Monoisotopic targets production from atomic and molecular positive ion implantation in a tandem accelerator at low energies

Abstract

We produced monoisotopic targets of 13C and 28,29Si with 1015−16 atoms/cm2 areal density by ion implantation in different matrices at the Accelerator Mass Spectrometry (AMS) facility in Mexico. The tandem accelerator terminal voltage was set at the lowest achievable value (200 kV) that yield beams with energy of 435 keV. It is possible to do ion implantation at lower energies in our facility through the use of molecular beams, so in this work we looked for, and successfully found, bound positively charged molecular beams, although with very low intensity. We inject 235 keV molecules into the charge of exchange canal (argon) of our tandem accelerator and detected the survival fraction of C2,3,4 molecules in 1+ and 2+ charge states or above.

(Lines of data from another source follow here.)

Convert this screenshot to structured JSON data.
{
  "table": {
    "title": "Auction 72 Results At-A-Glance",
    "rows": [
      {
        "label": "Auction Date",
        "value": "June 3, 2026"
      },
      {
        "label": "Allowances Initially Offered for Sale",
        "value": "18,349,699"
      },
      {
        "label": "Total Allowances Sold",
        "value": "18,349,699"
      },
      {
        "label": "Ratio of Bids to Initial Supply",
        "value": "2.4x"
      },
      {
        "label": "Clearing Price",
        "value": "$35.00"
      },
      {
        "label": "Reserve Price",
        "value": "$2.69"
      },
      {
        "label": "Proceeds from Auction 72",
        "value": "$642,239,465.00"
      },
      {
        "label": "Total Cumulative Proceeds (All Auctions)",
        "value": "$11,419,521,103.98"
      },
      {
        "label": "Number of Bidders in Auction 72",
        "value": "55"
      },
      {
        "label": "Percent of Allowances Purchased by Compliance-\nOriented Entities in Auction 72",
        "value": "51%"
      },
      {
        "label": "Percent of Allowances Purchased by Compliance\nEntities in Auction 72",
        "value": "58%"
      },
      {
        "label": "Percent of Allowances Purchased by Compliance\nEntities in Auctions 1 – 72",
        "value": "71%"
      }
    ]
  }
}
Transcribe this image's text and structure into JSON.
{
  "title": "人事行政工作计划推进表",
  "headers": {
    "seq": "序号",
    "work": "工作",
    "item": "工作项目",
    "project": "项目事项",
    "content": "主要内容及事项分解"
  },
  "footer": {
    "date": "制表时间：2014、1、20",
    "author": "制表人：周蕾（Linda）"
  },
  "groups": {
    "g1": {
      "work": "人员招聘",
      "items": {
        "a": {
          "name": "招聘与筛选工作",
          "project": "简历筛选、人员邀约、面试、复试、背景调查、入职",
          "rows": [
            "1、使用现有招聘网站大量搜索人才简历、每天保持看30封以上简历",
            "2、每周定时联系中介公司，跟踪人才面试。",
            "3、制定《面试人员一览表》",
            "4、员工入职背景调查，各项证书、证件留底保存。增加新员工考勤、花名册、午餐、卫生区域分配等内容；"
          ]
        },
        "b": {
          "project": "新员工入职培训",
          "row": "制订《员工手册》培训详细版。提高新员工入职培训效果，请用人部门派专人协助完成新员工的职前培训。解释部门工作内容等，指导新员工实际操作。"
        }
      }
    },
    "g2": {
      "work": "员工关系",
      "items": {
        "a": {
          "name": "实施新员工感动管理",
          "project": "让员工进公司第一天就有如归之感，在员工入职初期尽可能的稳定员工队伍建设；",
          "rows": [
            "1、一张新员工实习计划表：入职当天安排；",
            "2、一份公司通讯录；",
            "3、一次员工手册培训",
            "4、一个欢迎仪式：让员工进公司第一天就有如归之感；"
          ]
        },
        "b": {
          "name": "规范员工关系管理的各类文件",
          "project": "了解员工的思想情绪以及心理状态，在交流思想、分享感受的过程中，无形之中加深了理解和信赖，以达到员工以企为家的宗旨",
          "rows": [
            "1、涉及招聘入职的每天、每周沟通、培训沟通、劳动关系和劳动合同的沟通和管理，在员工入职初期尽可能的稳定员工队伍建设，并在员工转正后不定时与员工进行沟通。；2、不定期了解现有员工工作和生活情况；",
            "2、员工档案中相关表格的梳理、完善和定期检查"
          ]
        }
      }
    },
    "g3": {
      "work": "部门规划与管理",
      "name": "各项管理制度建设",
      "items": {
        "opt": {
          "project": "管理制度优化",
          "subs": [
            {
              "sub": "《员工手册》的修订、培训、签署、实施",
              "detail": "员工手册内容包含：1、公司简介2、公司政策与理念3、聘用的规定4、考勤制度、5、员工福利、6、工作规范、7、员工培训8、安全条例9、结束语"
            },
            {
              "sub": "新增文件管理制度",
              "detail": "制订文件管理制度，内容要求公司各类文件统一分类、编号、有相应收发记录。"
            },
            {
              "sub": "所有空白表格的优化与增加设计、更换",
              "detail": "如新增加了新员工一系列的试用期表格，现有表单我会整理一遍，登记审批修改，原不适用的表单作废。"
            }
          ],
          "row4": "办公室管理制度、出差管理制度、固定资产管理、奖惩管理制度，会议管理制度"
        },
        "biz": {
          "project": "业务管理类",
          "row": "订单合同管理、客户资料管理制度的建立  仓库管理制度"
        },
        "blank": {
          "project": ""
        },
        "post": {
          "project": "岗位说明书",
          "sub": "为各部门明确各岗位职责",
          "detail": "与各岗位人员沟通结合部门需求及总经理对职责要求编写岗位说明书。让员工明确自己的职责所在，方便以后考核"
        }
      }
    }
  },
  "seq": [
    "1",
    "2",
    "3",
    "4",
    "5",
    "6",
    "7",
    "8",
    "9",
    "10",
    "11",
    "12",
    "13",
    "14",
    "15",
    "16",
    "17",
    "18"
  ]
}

Our results showed that some molecules remain bound, with one or more electrons missing, after being forced through a low density gas stripper at relatively high energy. In the production process of negative molecular fluxes in the Source of Negative Ions by Cesium Sputtering (SNICS) we found an odd-even effect in their intensity that we understand as the coupling between the fragment size distribution of a dynamic fragmentation of graphite by cesium impact and the electron affinity of the molecules with n-carbon atoms. The availability of these kind of high energy molecular beams opens the door for discovery both in the study of the physics of negative and positive molecular ions.